MATARAM – Peranan pers dalam mencegah radikalisme dan terorisme di masyarakat sangatlah penting. Untuk itu, pers diharapkan mampu memberikan pemahaman kepada masyarakat agar tidak melakukan tindakan-tindakan yang mengarah kepada radikalisme.
Hal itu dikatakan Pelaksana Tugas Ketua Dewan Pers, M. Agung Dharmajaya, pada Workshop Peran Pers dalam Pencegahan Paham Radikalisme dan Terorisme untuk Mewujudkan Indonesia Harmoni di Mataram, Senin (7/11/2022).
Workshop ini merupakan kerjasama Dewan Pers dan Badan Nasional Penanggulangan Terorisme (BNPT) dan diikuti wartawan yang tergabung dalam anggota PWI, AJI, IJTI, AMSI, JMSI, SPS, Pewarta Foto Indonesia, PRSSNI.
Menurutnya, ada beberapa hal yang harus diperhatikan oleh wartawan maupun media terkait dengan pemberitaan tentang terorisme.
Pertama, saat meliput dan memberitakan terorisme adalah pakaian dari perang terhadap terorisme. Selain itu, penanggulangan terorisme merupakan masalah bersama. Artinya, tidak hanya menjadi urusan BNPT atau densus 88. Dalam hal ini, pers harus mengingatkan dan membantu menemukan akar-akar terorisme yang tumbuh di masyarakat.
“Artinya mencegah melalui program radikalisme jauh lebih efektif dan penting ketimbang penindakan represif atau pascakejadian,” katanya.
Hal-hal yang harus diperhatikan dalam membuat berita, tambahnya, adalah mematuhi kode etik jurnalistik. Dalam hal ini, media harus mengaburkan wajah menginisialkan nama.
Tidak hanya itu, melindungi orang-orang terdekat pelaku yang tidak memiliki kaitan apapun dengan terorisme seperti istri atau anak.
Hal ini bertujuan untuk menghindari stigmatisasi yang dilakukan oleh masyarakat terhadap anggota keluarga yang tidak memiliki kaitan dengan tindakan anggota keluarga yang lain.

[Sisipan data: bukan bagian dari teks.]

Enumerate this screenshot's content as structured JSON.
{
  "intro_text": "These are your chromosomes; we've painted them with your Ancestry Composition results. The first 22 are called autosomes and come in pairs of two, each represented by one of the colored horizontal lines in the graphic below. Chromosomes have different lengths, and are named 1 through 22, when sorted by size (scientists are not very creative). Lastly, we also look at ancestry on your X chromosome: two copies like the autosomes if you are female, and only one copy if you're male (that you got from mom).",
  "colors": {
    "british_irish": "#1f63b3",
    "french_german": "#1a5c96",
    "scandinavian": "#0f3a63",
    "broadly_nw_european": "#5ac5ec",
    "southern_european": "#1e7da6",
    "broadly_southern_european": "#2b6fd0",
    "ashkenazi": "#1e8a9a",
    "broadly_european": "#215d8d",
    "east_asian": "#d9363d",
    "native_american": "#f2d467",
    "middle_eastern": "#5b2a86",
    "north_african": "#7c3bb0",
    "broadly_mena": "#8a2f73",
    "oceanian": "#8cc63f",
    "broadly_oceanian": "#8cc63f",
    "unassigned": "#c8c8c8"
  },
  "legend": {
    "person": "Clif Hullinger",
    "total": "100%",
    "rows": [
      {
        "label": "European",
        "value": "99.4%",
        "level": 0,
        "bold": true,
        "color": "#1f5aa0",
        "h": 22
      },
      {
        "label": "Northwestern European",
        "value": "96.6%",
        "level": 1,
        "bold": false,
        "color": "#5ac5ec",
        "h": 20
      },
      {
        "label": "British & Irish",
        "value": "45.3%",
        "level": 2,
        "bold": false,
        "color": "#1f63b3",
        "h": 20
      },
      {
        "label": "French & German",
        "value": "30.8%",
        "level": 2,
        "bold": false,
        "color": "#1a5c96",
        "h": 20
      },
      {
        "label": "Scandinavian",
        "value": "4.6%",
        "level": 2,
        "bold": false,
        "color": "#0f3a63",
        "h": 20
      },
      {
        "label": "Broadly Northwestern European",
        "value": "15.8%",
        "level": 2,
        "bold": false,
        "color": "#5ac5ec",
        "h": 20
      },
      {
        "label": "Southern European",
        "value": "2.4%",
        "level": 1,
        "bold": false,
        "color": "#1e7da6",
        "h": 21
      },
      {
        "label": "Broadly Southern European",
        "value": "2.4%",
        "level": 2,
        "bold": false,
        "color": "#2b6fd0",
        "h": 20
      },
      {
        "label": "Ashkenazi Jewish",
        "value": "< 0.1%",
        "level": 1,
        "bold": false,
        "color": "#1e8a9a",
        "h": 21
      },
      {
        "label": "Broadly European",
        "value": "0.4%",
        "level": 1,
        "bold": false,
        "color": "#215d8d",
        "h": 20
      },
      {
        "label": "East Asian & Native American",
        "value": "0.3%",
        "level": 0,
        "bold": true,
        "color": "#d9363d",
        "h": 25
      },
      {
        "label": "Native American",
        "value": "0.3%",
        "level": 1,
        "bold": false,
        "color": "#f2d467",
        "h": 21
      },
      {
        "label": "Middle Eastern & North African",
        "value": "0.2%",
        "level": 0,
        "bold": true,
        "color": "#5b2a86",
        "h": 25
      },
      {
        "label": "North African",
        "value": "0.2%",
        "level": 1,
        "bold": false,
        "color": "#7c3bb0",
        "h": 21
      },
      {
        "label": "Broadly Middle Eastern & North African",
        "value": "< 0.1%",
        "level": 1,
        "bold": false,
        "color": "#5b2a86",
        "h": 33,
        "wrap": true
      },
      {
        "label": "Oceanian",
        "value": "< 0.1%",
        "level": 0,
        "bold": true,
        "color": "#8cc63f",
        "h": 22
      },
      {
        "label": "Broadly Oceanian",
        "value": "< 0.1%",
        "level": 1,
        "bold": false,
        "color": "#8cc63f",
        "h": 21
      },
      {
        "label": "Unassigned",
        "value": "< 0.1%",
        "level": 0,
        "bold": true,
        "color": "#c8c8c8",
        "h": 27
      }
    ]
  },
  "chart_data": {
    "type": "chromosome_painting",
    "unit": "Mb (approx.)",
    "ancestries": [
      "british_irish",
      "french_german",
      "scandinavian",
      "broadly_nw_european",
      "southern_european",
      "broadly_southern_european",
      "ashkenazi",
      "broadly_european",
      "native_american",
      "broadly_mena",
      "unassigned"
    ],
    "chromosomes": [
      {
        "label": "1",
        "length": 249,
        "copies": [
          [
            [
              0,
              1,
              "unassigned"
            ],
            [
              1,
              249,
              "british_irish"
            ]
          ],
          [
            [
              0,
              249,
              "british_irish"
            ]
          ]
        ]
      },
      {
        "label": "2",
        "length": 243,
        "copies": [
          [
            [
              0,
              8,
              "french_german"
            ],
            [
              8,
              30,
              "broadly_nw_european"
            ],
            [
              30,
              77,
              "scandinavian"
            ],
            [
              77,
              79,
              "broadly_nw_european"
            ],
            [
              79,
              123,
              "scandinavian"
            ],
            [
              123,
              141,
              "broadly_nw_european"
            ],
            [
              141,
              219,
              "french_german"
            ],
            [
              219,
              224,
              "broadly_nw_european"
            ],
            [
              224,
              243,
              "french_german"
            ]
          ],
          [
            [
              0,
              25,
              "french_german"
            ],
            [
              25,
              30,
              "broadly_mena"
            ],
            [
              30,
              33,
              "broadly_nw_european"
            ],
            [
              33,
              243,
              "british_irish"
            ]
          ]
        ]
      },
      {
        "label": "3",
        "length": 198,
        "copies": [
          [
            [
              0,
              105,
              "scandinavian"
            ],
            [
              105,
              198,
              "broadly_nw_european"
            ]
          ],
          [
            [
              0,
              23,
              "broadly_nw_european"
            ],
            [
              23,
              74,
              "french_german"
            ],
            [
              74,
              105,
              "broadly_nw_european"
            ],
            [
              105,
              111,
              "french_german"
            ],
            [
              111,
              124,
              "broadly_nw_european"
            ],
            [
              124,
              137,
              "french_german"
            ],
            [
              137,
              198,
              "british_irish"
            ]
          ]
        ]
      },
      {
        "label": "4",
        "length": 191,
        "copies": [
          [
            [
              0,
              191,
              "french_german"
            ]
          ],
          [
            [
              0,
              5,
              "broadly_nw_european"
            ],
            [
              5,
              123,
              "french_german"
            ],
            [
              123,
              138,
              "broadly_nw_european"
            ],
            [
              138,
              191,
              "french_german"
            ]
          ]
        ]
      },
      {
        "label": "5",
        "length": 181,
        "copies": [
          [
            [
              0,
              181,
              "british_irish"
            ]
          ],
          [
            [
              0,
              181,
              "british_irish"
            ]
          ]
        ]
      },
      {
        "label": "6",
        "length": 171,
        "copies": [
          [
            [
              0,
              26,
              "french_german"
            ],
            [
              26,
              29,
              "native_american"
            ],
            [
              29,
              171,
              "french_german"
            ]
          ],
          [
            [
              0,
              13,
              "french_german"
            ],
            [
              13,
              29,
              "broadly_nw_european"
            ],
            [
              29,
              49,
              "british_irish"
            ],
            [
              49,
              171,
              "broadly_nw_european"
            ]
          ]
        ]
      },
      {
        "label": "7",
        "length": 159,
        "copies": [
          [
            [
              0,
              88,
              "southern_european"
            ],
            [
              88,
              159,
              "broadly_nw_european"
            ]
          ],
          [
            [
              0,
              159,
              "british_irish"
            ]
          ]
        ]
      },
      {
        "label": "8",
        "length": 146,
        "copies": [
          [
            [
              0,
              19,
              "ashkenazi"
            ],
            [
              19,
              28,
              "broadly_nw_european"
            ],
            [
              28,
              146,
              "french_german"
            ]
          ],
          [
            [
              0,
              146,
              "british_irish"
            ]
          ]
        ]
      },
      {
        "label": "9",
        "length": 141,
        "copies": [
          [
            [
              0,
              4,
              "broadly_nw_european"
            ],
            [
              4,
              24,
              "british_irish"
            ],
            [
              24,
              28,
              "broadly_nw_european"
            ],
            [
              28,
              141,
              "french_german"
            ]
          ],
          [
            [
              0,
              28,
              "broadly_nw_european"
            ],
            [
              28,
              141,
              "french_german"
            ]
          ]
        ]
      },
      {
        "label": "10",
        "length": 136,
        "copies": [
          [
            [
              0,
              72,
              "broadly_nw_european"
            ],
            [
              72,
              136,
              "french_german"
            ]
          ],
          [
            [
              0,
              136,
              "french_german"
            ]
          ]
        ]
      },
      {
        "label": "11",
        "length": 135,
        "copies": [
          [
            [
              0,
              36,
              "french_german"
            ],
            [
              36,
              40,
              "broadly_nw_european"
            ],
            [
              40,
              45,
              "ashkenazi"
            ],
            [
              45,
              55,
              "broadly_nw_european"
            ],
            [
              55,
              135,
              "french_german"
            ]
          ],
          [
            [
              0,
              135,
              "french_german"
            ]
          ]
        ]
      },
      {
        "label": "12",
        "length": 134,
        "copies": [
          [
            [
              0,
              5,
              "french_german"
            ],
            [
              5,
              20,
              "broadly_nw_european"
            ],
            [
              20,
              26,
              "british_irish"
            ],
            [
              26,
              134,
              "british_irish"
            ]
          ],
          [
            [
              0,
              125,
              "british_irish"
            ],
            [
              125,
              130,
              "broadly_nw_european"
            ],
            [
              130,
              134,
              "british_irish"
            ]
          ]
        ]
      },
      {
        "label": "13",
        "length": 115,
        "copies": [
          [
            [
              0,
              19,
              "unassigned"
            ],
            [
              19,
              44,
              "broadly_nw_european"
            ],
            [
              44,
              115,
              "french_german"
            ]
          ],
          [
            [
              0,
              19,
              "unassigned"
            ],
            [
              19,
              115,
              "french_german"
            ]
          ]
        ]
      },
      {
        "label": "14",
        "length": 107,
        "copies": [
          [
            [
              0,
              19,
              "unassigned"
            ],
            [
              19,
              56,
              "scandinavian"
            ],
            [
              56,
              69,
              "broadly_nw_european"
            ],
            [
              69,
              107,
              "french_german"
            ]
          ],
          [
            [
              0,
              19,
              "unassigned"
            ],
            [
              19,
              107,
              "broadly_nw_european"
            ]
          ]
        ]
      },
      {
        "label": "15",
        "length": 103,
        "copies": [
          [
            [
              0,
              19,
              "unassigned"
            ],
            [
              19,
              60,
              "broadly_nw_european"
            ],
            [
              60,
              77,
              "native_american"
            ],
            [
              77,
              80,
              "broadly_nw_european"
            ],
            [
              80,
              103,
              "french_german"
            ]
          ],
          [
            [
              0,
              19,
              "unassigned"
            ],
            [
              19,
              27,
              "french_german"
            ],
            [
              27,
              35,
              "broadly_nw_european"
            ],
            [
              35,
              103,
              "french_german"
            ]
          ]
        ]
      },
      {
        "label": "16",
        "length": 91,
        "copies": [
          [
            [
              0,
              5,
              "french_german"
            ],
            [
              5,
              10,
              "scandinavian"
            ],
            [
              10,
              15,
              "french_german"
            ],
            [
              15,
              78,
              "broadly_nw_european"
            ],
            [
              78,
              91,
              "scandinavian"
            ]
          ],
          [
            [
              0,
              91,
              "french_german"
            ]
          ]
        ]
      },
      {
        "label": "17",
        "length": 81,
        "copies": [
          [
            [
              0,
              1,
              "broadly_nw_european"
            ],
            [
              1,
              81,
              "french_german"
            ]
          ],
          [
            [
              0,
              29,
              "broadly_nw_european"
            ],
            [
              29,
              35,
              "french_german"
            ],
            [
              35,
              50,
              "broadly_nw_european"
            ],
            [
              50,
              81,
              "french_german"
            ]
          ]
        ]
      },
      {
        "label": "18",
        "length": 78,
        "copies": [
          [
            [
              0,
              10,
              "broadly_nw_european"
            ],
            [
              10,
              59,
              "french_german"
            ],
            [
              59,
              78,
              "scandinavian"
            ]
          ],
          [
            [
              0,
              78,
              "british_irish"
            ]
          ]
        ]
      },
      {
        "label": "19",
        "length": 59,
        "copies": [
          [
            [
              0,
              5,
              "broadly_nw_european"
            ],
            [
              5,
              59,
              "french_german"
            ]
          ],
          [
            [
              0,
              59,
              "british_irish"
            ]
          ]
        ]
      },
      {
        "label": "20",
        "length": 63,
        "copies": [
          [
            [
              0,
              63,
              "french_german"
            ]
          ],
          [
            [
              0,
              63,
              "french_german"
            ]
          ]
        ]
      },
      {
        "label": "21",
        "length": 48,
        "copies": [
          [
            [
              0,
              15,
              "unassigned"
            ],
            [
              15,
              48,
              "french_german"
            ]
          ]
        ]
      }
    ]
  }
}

“Misalnya menghindari menulis alamat, inisial ataupun keluarga pelaku yang tidak terlibat,” kata dia.
Agung juga menyarankan kepada media agar ketika memberitakan tentang terorisme tidak membuka seluruh informasi intelijen yang didapat dan bisa menggagalkan informasi aparat.
Sementara bagi media televisi disarankan untuk membatasi durasi siaran langsung. Hal ini bertujuan untuk melindungi aparat yang bertugas di lapangan dan kelancaran operasional dari aparat itu sendiri.
Media juga disarankan untuk tidak membuka identitas aparat yang bertugas di lapangan karena bisa membuka peluang potensi aksi balas dendam dari kelompok aksi teroris yang lain.
Termasuk diharapkan bisa mengaburkan wajah hakim, jaksa yang menangani kasus terorisme agar mereka tidak menjadi sasaran balas dendam di kemudian hari.
Harapan senada juga disampaikan Kasubdit Pengamanan Lingkungan BNPT, Kolonel (L) Setyo Pranowo, agar media membantu aparat penegak hukum di dalam mencegah radikalisme dan terorisme.
Menurutnya, tidak ada artinya aksi pencegahan atau penindakan yang dilakukan oleh pemerintah jika tidak ada kerjasama dari unsur masyarakat, termasuk dari media.
Di dalam memberitakan tentang terorisme, pihak yang mengharapkan agar media membantu aparat di lapangan dengan memberikan pemahaman kepada masyarakat untuk tidak bertindak radikal.
Pihaknya juga menyinggung tentang liputan media secara langsung saat aksi penggerebekan oleh aparat beberapa waktu lalu.
Siaran langsung yang dilakukan saat aksi penggerebekan bisa membahayakan nyawa aparat yang bertugas lapangan. Karena siaran langsung yang dilakukan juga diawasi oleh kelompok teroris yang lain.
Pihaknya mengingatkan agar media tidak memberitakan tentang hal-hal yang bisa membuat masyarakat terjerumus dalam kelompok yang mengarah ke radikalisme.
Begitu juga harapan Analis Pusat Madya Damai BNPT, Budi Hartawan, agar mewaspadai penyebaran radikalisme atau terorisme lewat media sosial.
Diakuinya, media sosial menjadi salah satu penyebaran radikalisme, sehingga butuh kewaspadaan dari berbagai pihak. Termasuk orang tua juga harus mengawasi media sosial anak-anaknya, karena banyak generasi muda yang terkontaminasi radikalisme.